Do we have $C^{\infty}\subsetneq C^k\subsetneq ...\subsetneq C^1\subsetneq C^0\ \forall k\in\Bbb N$?
Is it possible to find for each $k$ some function $f_k:\Bbb R \mapsto \Bbb R$ such that $f_k\in C^k$ but $f_k\notin C^{k+1}$
$\mid x^k\mid\in C^{k-1}$ and $\notin C^{k}$ works when $k$ is odd. Is there an example for $k$ even?
Take some function $f: \mathbb{R} \to \mathbb{R}$ which is differentiable $(n+1)$ times, and find its $n$th Taylor polynomial $P_n(x)$. Then form the function $$ g(x) = \begin{cases} f(x) & \text{when } x \leq 0 \\ P_n(x) & \text{when } x > 0 \end{cases}$$ By construction, we have that the $n$th derivative of these functions at $x = 0$ agree, but the $(n+1)$th derivative of $P_n$ is zero.

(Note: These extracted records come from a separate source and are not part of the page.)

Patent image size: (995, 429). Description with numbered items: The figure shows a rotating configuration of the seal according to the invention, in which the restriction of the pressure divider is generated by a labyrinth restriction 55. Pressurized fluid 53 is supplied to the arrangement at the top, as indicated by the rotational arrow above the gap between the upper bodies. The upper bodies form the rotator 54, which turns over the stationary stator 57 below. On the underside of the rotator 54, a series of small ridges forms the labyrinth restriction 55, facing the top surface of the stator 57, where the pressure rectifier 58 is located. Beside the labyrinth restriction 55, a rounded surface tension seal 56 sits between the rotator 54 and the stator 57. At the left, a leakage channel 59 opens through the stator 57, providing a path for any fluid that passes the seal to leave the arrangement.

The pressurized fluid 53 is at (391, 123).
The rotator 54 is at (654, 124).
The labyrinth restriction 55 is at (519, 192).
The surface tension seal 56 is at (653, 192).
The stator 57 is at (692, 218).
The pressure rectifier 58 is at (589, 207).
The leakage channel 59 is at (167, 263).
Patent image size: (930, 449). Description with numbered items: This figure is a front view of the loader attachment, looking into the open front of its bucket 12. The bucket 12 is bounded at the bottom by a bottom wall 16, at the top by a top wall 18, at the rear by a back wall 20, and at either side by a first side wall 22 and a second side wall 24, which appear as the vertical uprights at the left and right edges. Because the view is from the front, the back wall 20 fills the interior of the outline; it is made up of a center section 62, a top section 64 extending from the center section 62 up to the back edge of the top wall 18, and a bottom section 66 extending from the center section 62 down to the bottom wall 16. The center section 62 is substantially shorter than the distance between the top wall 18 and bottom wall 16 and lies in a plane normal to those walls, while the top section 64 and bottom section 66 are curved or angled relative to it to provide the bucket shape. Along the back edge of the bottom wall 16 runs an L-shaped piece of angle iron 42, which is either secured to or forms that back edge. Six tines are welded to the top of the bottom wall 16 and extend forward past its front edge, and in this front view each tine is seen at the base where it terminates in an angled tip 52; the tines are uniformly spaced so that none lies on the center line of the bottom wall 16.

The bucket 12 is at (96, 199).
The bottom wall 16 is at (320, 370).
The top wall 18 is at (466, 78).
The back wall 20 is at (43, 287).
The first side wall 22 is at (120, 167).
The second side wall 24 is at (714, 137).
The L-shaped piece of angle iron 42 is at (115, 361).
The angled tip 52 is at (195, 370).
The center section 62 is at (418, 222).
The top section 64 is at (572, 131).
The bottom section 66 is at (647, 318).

For an explicit example, consider $f(x) = e^x$, and $P_n(x) = 1 + x + \frac{x^2}{2!} + \cdots + \frac{x^n}{n!}$. Then $g$ is differentiable $n$ times, but the $(n+1)$th derivative of $g$ has value $1$ at $x = 0$, and $0$ just to the right of $0$.
If $f \in C^{k}$ but $f \notin C^{k+1}$, then setting $F(x) = \int_0^{x}f(t)\, dt$, $F \in C^{k+1}$ but not in $C^{k+2}$. So as long as you can find $f \in C^{0}$ but not $C^{1}$, you can repeatedly integrate.
For a concrete example similar to what you were going for, you can set $f_{k} = x^{k} \cdot |x|$. Then for $k > 0$, $\frac{d}{dx}f_{k}(x) = (k+1)f_{k-1}(x)$, so $f_{k} \in C^{k}$ but not in $C^{k+1}$.